The Group recognises the importance of health and safety, and is committed to providing a safe and healthy environment
for its employees and tenants. Also, the Group recognises the importance of maintaining a long-term good relationship
with its core business stakeholders such as employees, tenants, agents, repairs sub-contractor, other professional bodies,
who are all important to the development of the Group’s business. The Group has established at least 10-years of good
relationship with its largest tenant, with good creditability. Also, half the number of employees has worked with the Group
for at least 10 years.
The current property market in Hong Kong remains rational and stable. The Group expects the market rent to increase very
moderately. Subsequent to the disposal of NKR Property in February 2018, the management expects the annual rental
income to drop by 10% in the next financial year. Nevertheless, the disposal will realize substantial capital gain for the Group
and accumulate ample cash reserves for sizable property investments by the Group in future.

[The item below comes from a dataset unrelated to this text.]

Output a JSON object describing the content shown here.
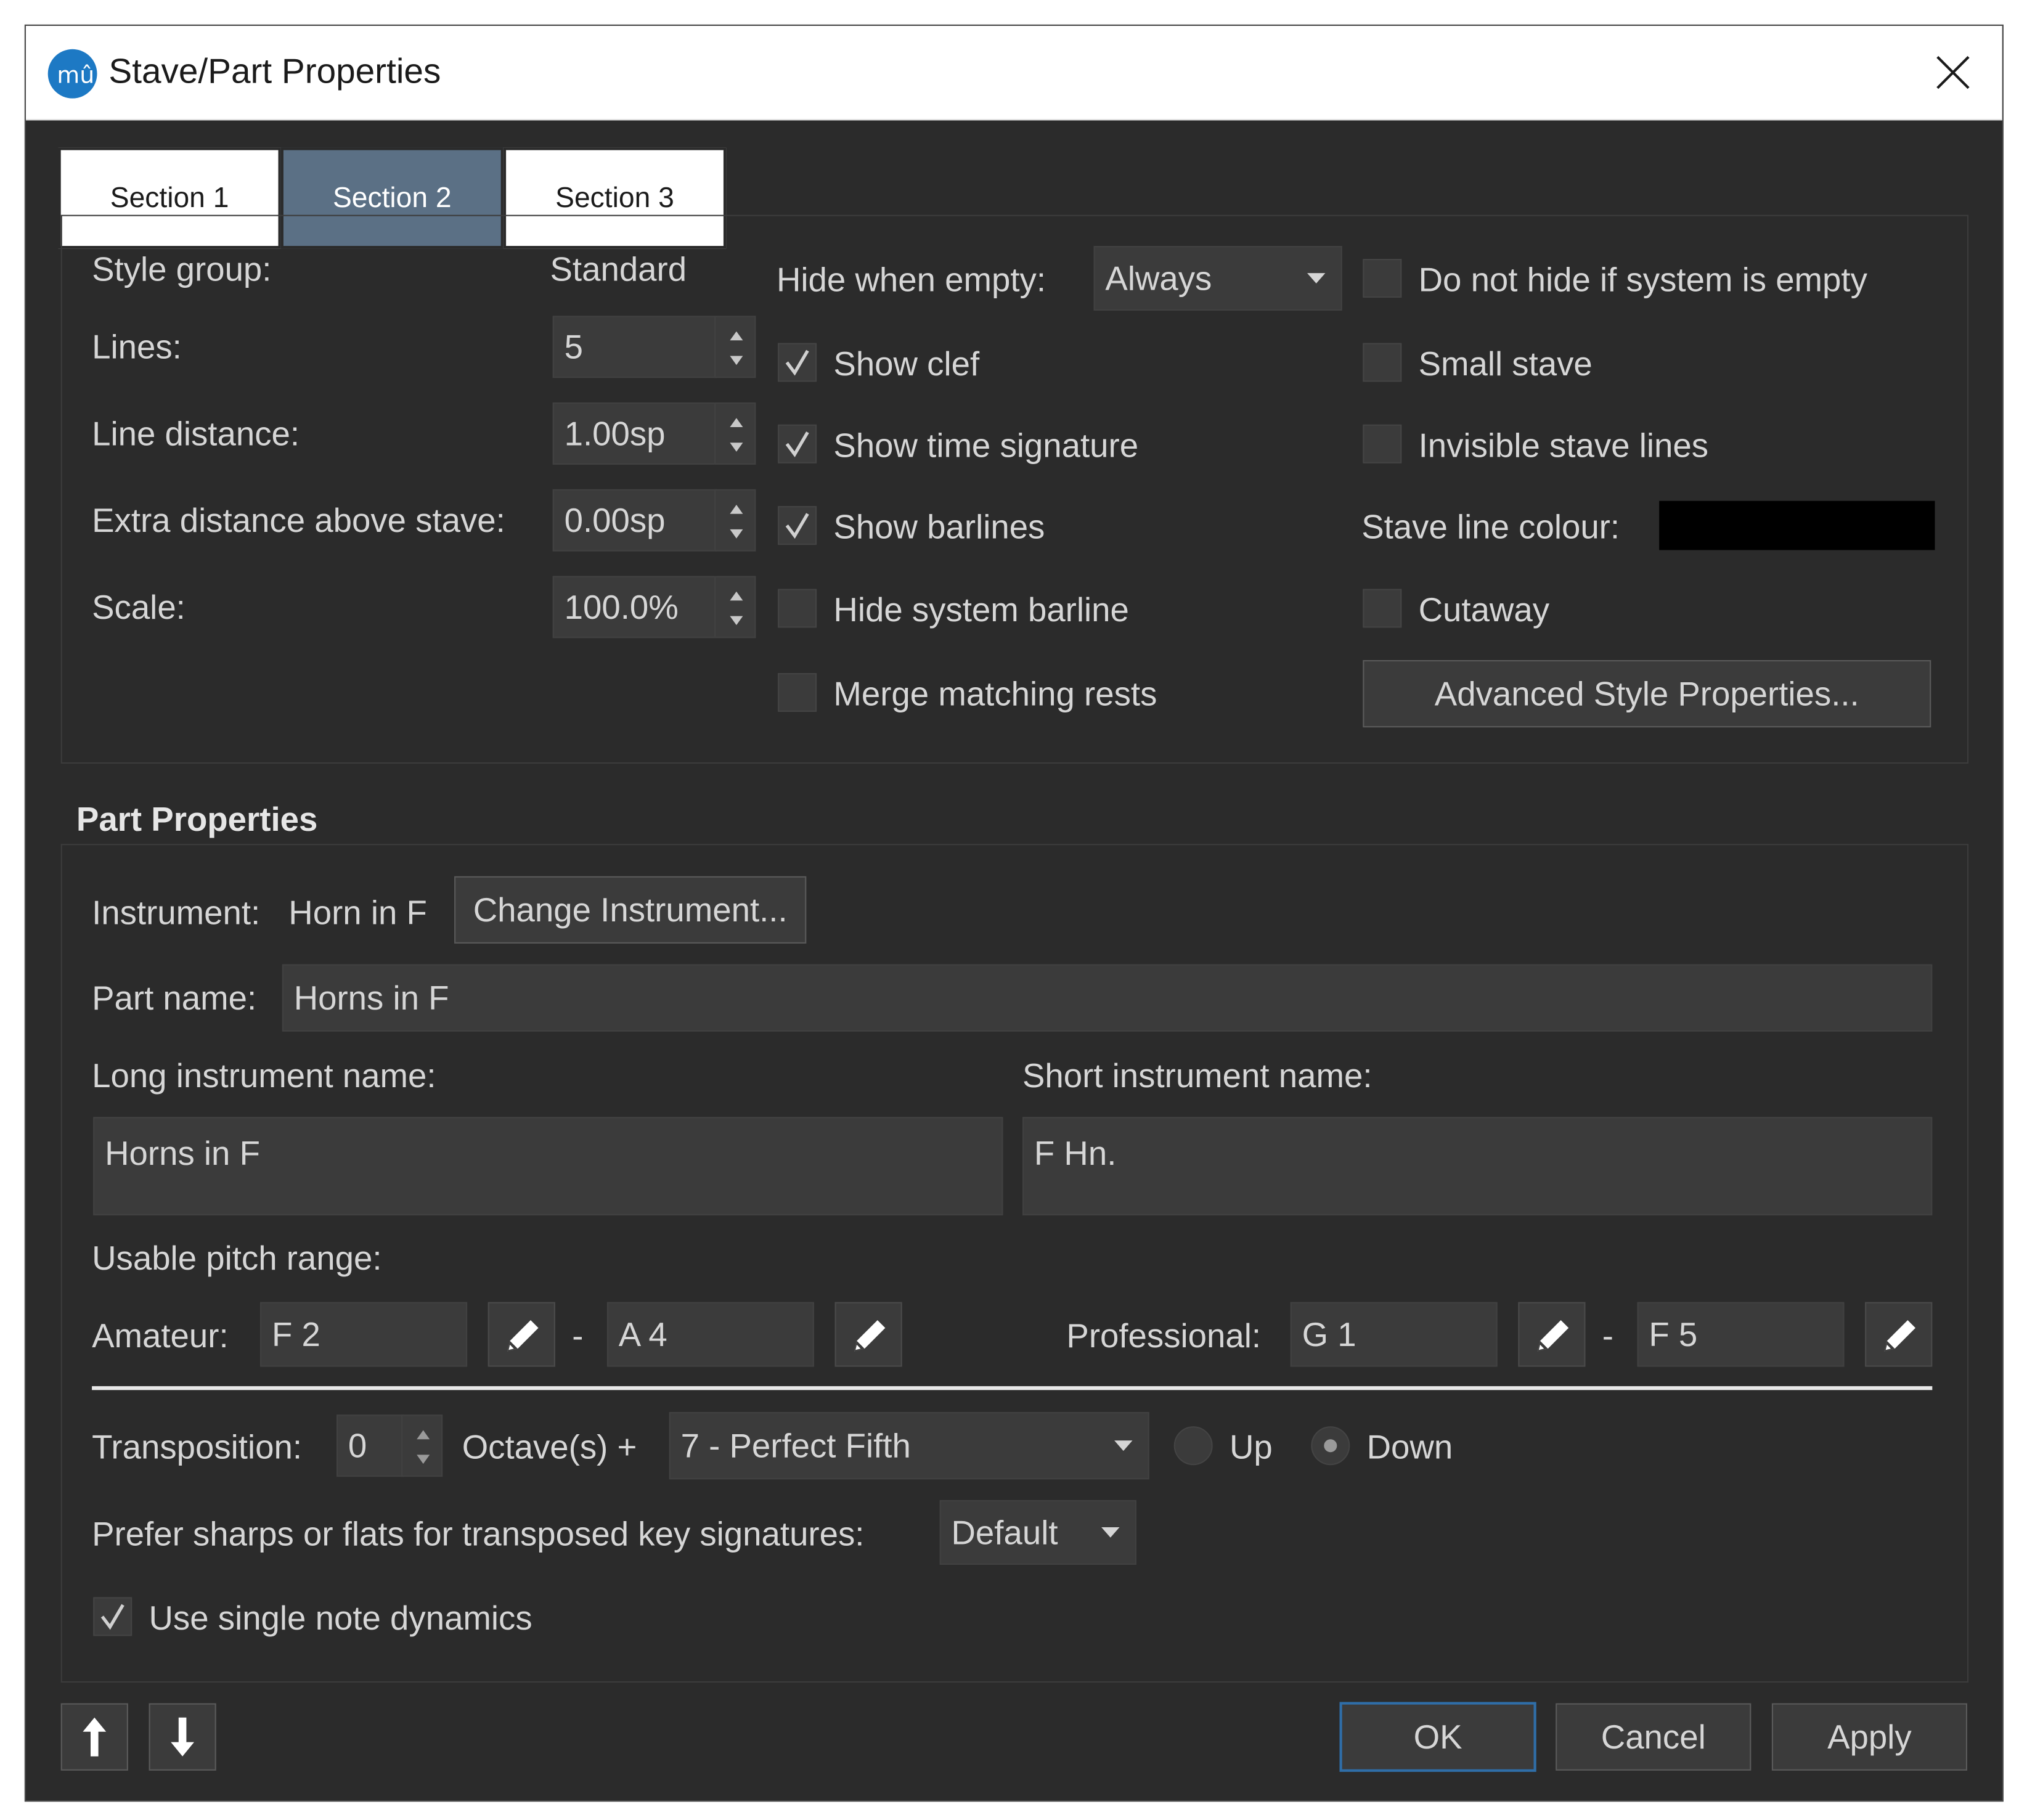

Completion of the acquisition of 66 MTC Properties in June 2018 has enhanced the completeness of the Ma Tau Chung
Road Re-development Project. At present, the Group owns total site area of about 3,676 square feet with 4 blocks of four
storeys Chinese tenement. The Board plans to demolish and re-construct the building around mid-September 2019. The
annual rental income of approximately HK$2 million, representing 10% of annual rental income, would be inevitablely reduced
during the re-development period. The Board also expects stamp duty of HK$17,407,000 to be claimed back in future
under the exemption of buyer’s stamp duty (“BSD”) and ad valorem stamp duty (“AVD”). In the next financial year, the Group
expects that the fair value of the building may incur a fair value loss at least equivalent to stamp duty of HK$20,280,000
upon the completion and an additional rental income of HK$312,000 is contributed. In the long run, better income can be
generated after re-development.
The continuous tightened measures to cool down the residential market are still in force. Facing with the persistent low
interest rate and strong cash flow in the market, the management believes the market appetite remains strong and developers
are full of confidence in the property market in the near future. The Group will keep its current business strategy plan for
identifying high yield property investments and at the same time evaluating and balancing the risk and return for each
The global economy faces many uncertainties. US may further increase the interest rate in year 2018. Brexit process and
trade war between US and China also create volatility in the securities market. The Group expects the security market to
remain volatile. The Group will keep a close watch of market changes and make appropriate strategic adjustments to the
Group’s assets portfolio in order to maximize the returns to shareholders of the Company. Regarding to long-term securities
investment, as the securities market has been mainly led by the financials, property and utilities industries, the Group’s
investing strategy will continue to focus on those business sectors which bring long-term potential growth.
Taking this opportunity, I would like to extend my deepest gratitude to Dr. Loke Yu alias Loke Hoi Lam, who resigned as
an independent non-executive director with effect from 3 April 2018, for his dedication to the Group in the past 10 years.
I would also like to welcome Ms. Ng Kwok Fun and Mr. Heng Pei Neng Roy to the board with effect from 23 June 2017
and 3 April 2018 respectively. I appreciate the support and co-operation of my fellow directors and staff of the Group and
thank them for their dedicated services and contribution.